If Single’s Day is dwarfing our big shopping holidays here in the States, does that mean that there is a place for an 11.11 Global Festival here, too? Possibly, but it depends on what sector of the market you look at. Across major, mid-market retailers in the US we saw that the average discount was only up slightly to last year from 18% to 19% while the total percent of the assortment that was discounted was flat at 43%. We did see some retailers across mid-market and fast-fashion that threw their hat into the ring. Urban Outfitters offered select products for $11 while HM had 11% off sitewide.

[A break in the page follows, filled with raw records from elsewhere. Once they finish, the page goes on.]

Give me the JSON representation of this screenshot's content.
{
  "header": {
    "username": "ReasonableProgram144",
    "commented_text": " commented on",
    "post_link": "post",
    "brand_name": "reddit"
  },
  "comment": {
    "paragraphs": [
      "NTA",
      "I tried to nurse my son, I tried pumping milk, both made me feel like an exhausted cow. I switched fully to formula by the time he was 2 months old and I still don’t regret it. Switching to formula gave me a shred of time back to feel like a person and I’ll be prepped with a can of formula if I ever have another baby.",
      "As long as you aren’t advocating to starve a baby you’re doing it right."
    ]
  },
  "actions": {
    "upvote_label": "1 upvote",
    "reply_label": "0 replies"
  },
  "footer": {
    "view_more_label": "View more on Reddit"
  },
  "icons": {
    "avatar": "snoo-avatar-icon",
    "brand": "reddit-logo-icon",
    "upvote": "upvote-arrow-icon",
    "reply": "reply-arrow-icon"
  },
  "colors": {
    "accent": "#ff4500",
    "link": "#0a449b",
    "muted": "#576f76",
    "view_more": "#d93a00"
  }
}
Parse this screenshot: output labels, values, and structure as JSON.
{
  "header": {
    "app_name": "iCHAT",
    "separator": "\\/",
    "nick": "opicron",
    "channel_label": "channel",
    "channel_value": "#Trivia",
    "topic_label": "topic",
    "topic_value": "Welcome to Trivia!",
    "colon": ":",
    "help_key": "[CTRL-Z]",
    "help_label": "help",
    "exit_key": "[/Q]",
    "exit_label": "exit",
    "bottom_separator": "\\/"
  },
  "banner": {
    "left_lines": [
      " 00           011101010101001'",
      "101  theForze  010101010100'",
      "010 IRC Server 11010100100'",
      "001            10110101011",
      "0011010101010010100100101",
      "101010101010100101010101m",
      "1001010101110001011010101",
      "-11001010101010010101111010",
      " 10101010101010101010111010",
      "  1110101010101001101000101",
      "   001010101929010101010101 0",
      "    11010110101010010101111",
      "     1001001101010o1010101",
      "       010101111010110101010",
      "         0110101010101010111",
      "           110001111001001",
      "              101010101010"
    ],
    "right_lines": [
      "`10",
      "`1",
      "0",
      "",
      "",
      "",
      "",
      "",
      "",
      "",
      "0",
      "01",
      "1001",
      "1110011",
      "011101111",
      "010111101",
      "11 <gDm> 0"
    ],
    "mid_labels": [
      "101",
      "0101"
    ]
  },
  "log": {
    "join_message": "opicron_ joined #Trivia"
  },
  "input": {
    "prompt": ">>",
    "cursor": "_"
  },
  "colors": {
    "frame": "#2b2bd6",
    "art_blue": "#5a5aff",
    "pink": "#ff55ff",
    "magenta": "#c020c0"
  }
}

Even ebates featured 11% cashback for select retailers.
It does seem, though, that with the higher-end customer, Single’s Day is striking a chord. Luxury retailers offered Single’s Day promotions, something their more sophisticated clientele is not used to receiving.
When it comes to the integration of Single’s Day then, it seems that old habits die hard for some market segments. While fast fashion retailers and the (surprise) luxury segment are embracing new market opportunities, the larger, slow-moving giants of the industry are staying put.
Is there a future for the day in America?
Can Single’s Day make an impact in the US? Well it’s a mix. The changes year-over-year in terms of offline store experiences, expanded time periods, and the appreciation for American brands could mean it is setting up for a greater impact in the US market. But slower-moving retail behemoths will probably not be adopting the holiday anytime soon, which ultimately is a missed opportunity. Regardless, In less than two weeks we’ll be able to get a gauge for holiday performance here in the United States (Black Friday is in 11 days!). But the level of performance that Single’s Day has? Probably not just yet. Maybe in 2018 singles will finally have their shopping day here in America, but until then we have to wait until post-Thanksgiving for the frenzy to begin.